Perhaps most impressive is the boot. Space is up by some 25%, to 351 litres. Not only is that a whole lot more than the Polo’s direct rivals, it’s 35 litres more than Britain’s best-selling car, the Ford Focus, from the next class up…
For years journalists have got away with describing Volkswagen interiors as “typical VW interiors” because they all looked the same. The brand is making more effort now, however. The practicality remains, extending to a major reworking of the centre console, moving the air vents downwards to place the infotainment touchscreen on the same axis as the driver’s instrument panel.
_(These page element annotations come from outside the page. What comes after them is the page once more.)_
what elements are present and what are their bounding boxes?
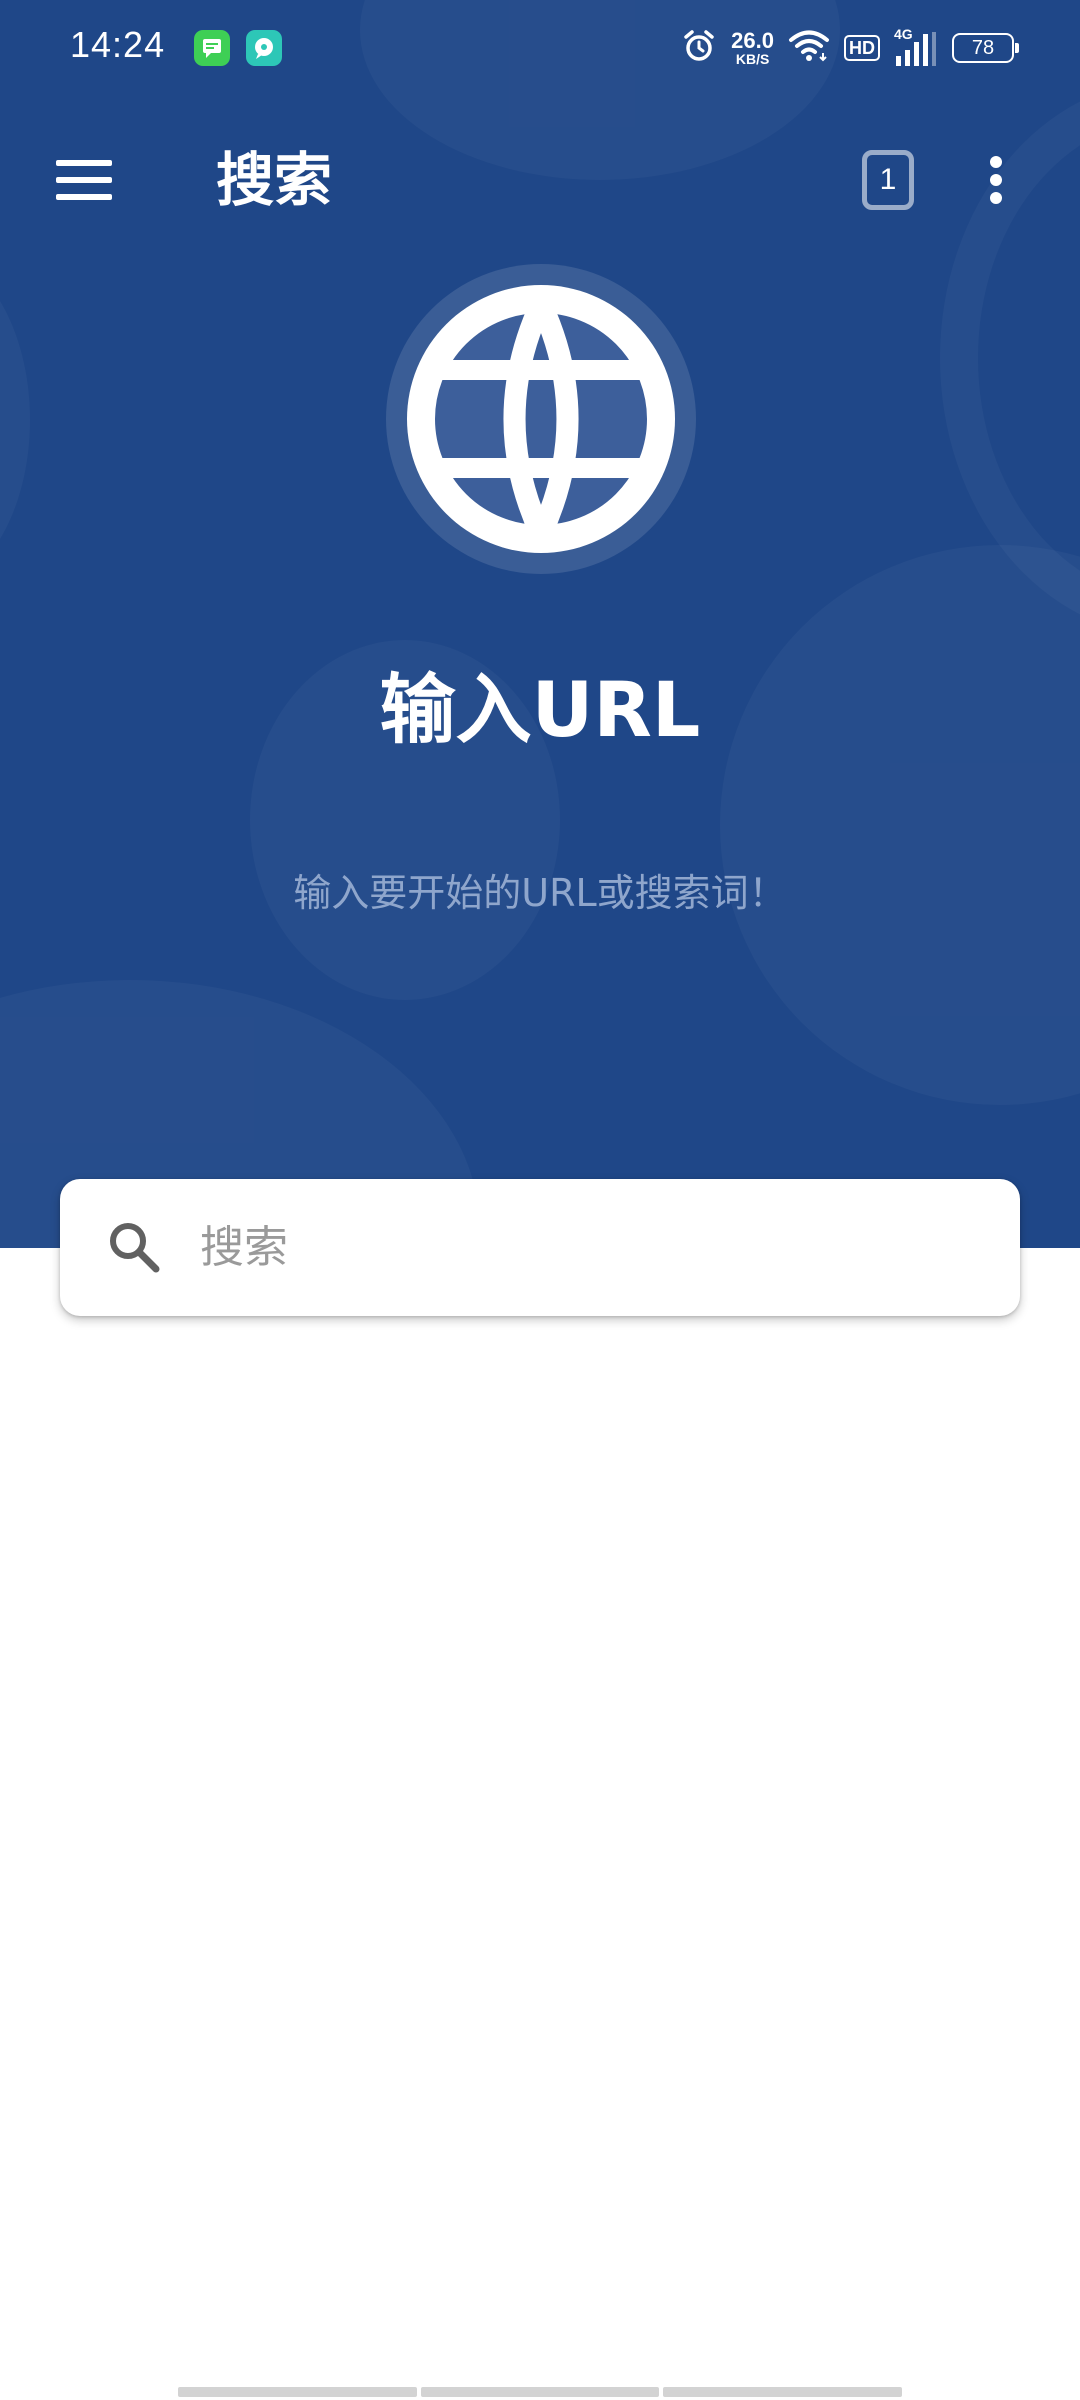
chat-app-icon (246, 30, 282, 66)
header-hero: 14:24 26.0 KB/S HD 4G 78 搜索 1 输入URL 输入要开… (0, 0, 1080, 1248)
gesture-segment (178, 2387, 417, 2397)
gesture-segment (420, 2387, 660, 2397)
tab-count-button[interactable]: 1 (862, 150, 914, 210)
hd-voice-badge: HD (844, 35, 880, 61)
network-speed-value: 26.0 (731, 28, 774, 53)
wifi-icon (788, 29, 830, 67)
cellular-signal-icon: 4G (894, 26, 938, 68)
search-input[interactable] (200, 1209, 980, 1285)
alarm-icon (681, 28, 717, 68)
gesture-segment (663, 2387, 903, 2397)
network-speed-unit: KB/S (735, 51, 770, 67)
battery-level: 78 (971, 36, 995, 59)
status-time: 14:24 (70, 24, 166, 65)
battery-indicator: 78 (952, 33, 1019, 63)
search-bar[interactable] (60, 1179, 1020, 1316)
tab-count: 1 (879, 163, 897, 196)
more-vert-icon[interactable] (976, 150, 1016, 210)
decorative-circle (0, 250, 30, 590)
decorative-circle (720, 545, 1080, 1105)
globe-icon (386, 264, 696, 574)
status-bar: 14:24 26.0 KB/S HD 4G 78 (0, 0, 1080, 96)
status-indicators: 26.0 KB/S HD 4G 78 (667, 26, 1019, 70)
hero-heading: 输入URL (379, 665, 701, 754)
messages-app-icon (194, 30, 230, 66)
page-title: 搜索 (216, 146, 333, 214)
network-speed: 26.0 KB/S (731, 28, 774, 67)
search-icon (104, 1217, 164, 1277)
hero-subtitle: 输入要开始的URL或搜索词！ (293, 871, 787, 915)
hamburger-menu-icon[interactable] (48, 150, 120, 210)
gesture-navigation-bar[interactable] (178, 2387, 903, 2397)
In a prime example of the march of technology, the ‘Active Info display’ – basically the digital dashboard that we were wowing over on upmarket Audis not so long ago, is now offered as an option. It costs £325 or £475 depending on model, on all but the entry-level S grade, and VW claims it as a first in the supermini segment.
As is increasingly the case in today’s market a host of connectivity and infotainment tech is also available. Entry-level cars get an eight-inch touchscreen system including DAB digital radio, Bluetooth and a CD player (how nostalgic…) while SE and above includes the ‘Car-Net App Connect’ system with full smartphone compatibility for Apple CarPlay and Android Auto.
The cockpit scores on practicality and mostly on quality. There is a little obvious plastic about, but not a lot, and whereas previous VW interiors have been renowned for their blackness, now you can brighten yours up with flashes of ‘Reef Blue’, ‘Energetic Orange’ or ‘Silver Silk’ – though only on certain models.
Driving the Volkswagen Polo
During the launch event, The Car Expert tried both the expected best-selling 95hp 1.0-litre petrol version with manual gearbox and its larger 115hp sister with the automatic transmission.
The Polo’s success has been built on being a very easy car to live with and this sixth generation is no different. It’s virtually effortless to drive, whether negotiating choked town centres or out on the motorway. Ride comfort is excellent throughout, with cabin occupants cosseted and enjoying relaxed progress.
By relaxed we don’t mean slow. The 95hp model reaches 62mph from rest in a little over 10 seconds, well up with its rivals, and does it with no hint of hurrying along. Cruising along at speed limits it remains highly refined.
Point the Polo at a challenging series of B-road bends and you perhaps won’t enjoy quite the satisfying performance of its Ford rival, but you will also feel totally in control and never flustered – basically, it does everything it needs to, very well indeed.
On the basis of the test drive, we see no reason why the average supermini buyer would need any more than the 95hp variant – it has a useful extra amount of go over the base-level 65hp version.
However there is something to be said for the 115hp model should one plan a lot of motorway driving – which with this supermini one really can. The extra power and the so-slick DSG automatic gearbox makes for rapid munching of motorway miles with ease.
The Volkswagen design team were clearly given a simple brief when creating the sixth-generation model – don’t muck it up. They have both succeeded and gone beyond the brief, as this new model does everything its predecessor did, but better. Anyone looking for a quality supermini that they want to get into, enjoy driving and not have to think about, should certainly check out the Volkswagen Polo.